FIGURES 6 and 7: This is our patient's pattern of reactivity to the panel in the last figure. We can also see, at the bottom, the row labelled "AC." The "autocontrol" is a mixture of the patient's serum with her own cells. If this row shows agglutination, then it implies that the patient has formed antibodies against her own cells. As we work our way down through the panel, we again notice that many rows show a similar pattern of reactivity to that seen in our screening cells, with positive reactions in all three phases. Seeing this, we are concerned about a the presence of a cold-reactive, or IgM, antibody. We should also think of an IgG antibody, which could be present in addition to the cold antibody. A quick method for determining the presence of an IgG antibody is to "prewarm" the sample before performing the AGT test; this prevents IgM antibodies from attaching to and causing agglutination of the red cells before the temperature reaches 37o C. As we can see in the prewarmed sample, the prior pattern of reactivity is no longer present, suggesting that the AGT reactivity was due to IgM antibody. Working our way through the anagram in figure 5 allows us to rule out all antibodies which are cold-reacting, except anti-Lea (the Lewis A antigen). Reactivity with the Lea positive cells indicates that the patient has antibodies directed against this antigen. Anti-Lea is rarely clinically significant (see the contributor's note below for a discussion).

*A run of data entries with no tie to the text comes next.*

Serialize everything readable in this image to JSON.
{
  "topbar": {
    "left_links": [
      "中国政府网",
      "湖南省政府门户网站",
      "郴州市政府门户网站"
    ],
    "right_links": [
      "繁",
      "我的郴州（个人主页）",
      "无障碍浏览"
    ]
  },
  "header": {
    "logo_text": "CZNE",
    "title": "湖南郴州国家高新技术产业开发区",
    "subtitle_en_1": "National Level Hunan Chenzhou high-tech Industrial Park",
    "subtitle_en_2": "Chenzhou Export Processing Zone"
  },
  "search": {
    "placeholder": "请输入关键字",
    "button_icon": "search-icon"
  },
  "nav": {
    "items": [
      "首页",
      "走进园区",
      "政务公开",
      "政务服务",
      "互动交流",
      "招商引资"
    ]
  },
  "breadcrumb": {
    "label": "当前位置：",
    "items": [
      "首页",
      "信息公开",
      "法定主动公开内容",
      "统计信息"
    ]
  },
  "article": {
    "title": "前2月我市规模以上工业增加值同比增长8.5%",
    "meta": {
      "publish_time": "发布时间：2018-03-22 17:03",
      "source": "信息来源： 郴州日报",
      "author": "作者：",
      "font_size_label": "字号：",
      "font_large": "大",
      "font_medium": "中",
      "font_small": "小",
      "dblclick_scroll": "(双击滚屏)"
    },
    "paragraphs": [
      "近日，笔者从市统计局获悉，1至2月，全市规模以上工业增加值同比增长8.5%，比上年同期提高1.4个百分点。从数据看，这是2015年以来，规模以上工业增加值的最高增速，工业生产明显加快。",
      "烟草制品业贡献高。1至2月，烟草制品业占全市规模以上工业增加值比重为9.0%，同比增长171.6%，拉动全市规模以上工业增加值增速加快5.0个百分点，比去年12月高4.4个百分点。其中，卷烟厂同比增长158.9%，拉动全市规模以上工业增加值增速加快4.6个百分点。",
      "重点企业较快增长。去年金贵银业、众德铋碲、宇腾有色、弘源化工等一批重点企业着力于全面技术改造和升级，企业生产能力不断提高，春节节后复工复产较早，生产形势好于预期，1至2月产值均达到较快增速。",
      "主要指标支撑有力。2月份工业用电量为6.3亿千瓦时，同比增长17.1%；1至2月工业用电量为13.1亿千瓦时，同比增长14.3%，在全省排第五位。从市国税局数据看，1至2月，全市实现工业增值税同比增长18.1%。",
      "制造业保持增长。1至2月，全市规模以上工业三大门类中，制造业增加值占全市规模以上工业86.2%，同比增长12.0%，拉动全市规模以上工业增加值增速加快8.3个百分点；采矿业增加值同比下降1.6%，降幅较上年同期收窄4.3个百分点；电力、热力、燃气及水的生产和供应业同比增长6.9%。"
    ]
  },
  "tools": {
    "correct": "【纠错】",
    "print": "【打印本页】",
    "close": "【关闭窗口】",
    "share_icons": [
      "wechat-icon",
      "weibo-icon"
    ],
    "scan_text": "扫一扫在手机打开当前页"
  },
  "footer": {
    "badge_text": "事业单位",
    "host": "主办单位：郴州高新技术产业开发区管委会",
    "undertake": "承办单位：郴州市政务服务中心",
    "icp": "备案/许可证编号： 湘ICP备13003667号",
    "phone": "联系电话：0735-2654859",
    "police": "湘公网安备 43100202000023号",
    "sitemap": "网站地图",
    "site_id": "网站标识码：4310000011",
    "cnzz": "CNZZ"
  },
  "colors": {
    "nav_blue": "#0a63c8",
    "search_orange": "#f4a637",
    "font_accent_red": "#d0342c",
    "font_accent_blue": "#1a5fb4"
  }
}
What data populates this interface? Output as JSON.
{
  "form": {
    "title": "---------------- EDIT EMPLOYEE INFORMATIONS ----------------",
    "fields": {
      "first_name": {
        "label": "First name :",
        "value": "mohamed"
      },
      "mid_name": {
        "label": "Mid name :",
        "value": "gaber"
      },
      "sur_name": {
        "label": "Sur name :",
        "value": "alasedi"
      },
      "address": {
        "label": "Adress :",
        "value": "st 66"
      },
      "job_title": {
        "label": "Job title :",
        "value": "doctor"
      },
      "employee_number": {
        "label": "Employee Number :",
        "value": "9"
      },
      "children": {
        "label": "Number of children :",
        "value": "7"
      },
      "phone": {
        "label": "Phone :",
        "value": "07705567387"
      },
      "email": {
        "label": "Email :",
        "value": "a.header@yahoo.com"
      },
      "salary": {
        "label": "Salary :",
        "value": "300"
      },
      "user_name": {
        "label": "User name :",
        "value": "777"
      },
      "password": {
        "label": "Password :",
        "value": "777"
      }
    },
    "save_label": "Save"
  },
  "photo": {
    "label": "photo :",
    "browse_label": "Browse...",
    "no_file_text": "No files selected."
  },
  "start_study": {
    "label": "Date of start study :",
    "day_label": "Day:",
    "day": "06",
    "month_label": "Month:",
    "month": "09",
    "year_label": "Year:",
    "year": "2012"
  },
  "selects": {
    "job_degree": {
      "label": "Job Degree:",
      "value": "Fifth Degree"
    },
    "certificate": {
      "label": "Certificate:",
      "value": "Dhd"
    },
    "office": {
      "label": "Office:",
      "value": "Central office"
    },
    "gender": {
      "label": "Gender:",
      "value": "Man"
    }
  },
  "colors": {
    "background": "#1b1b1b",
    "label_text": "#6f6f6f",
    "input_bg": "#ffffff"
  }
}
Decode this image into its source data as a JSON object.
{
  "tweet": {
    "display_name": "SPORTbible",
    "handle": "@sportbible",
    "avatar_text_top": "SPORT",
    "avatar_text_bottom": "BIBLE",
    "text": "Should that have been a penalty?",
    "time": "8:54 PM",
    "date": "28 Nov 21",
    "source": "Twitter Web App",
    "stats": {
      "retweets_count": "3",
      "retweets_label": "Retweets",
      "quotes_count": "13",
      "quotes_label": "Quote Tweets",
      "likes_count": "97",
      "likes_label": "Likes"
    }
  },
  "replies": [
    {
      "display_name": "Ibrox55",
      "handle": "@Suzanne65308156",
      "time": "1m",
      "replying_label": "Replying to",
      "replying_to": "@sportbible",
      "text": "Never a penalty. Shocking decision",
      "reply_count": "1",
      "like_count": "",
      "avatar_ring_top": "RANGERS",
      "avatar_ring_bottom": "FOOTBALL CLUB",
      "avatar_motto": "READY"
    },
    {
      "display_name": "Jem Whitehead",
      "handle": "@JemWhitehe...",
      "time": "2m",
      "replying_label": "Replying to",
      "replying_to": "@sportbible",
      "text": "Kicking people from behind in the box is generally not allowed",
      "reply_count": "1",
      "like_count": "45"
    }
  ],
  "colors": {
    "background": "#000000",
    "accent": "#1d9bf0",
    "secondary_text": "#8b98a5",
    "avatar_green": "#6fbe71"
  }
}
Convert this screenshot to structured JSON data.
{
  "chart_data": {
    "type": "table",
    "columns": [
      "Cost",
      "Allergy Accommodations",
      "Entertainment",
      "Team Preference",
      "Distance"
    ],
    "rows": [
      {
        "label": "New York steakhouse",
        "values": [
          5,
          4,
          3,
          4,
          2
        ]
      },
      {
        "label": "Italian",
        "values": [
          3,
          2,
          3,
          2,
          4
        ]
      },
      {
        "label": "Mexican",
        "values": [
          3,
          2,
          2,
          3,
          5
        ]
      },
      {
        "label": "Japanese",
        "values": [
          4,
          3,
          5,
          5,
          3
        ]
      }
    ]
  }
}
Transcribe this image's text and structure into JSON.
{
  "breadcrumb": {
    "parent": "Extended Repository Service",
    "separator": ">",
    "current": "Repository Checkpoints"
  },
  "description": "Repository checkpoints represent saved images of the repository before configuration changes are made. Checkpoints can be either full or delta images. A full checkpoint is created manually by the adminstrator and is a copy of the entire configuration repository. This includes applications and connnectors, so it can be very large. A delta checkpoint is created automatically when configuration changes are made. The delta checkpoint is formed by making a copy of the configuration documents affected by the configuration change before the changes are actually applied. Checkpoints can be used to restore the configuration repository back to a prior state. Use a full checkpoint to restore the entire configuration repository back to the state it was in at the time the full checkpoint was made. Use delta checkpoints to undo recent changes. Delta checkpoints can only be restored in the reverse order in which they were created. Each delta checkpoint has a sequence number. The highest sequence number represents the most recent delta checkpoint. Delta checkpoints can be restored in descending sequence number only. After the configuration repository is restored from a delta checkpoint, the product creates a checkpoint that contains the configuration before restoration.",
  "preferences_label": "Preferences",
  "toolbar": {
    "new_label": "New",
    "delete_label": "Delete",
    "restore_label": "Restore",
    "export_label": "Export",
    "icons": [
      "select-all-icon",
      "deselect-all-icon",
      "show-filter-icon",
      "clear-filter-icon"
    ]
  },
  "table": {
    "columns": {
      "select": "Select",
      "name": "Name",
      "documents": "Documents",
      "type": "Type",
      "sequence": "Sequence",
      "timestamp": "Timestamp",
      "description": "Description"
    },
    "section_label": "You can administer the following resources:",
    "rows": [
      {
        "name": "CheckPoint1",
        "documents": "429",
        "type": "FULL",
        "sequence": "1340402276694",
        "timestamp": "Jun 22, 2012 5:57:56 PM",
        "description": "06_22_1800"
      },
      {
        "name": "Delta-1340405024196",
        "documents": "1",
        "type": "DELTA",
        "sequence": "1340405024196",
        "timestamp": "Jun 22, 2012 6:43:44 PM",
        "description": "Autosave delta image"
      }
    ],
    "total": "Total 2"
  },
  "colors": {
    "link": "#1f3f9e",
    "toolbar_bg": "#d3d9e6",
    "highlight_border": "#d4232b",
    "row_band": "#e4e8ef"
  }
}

FIGURE 8: The four units (indicated by code numbers) which are to be crossmatched with our patient's serum are reacted in a similar fashion to our other panels. This serves the important purpose of making one last check to be sure there are no antibodies in the patient's serum against uncommon or variant antigens which were not represented on the usual panels. In this case, prewarming the sample allows us to eliminate the possibility of the patient reacting against Lewis a antigen which might be on the surface of these donor cells--since Lewis a antibodies are rarely clinically significant, most centers will transfuse units positive for this antigen, even if an antibody against this antigen is detected (as in this case).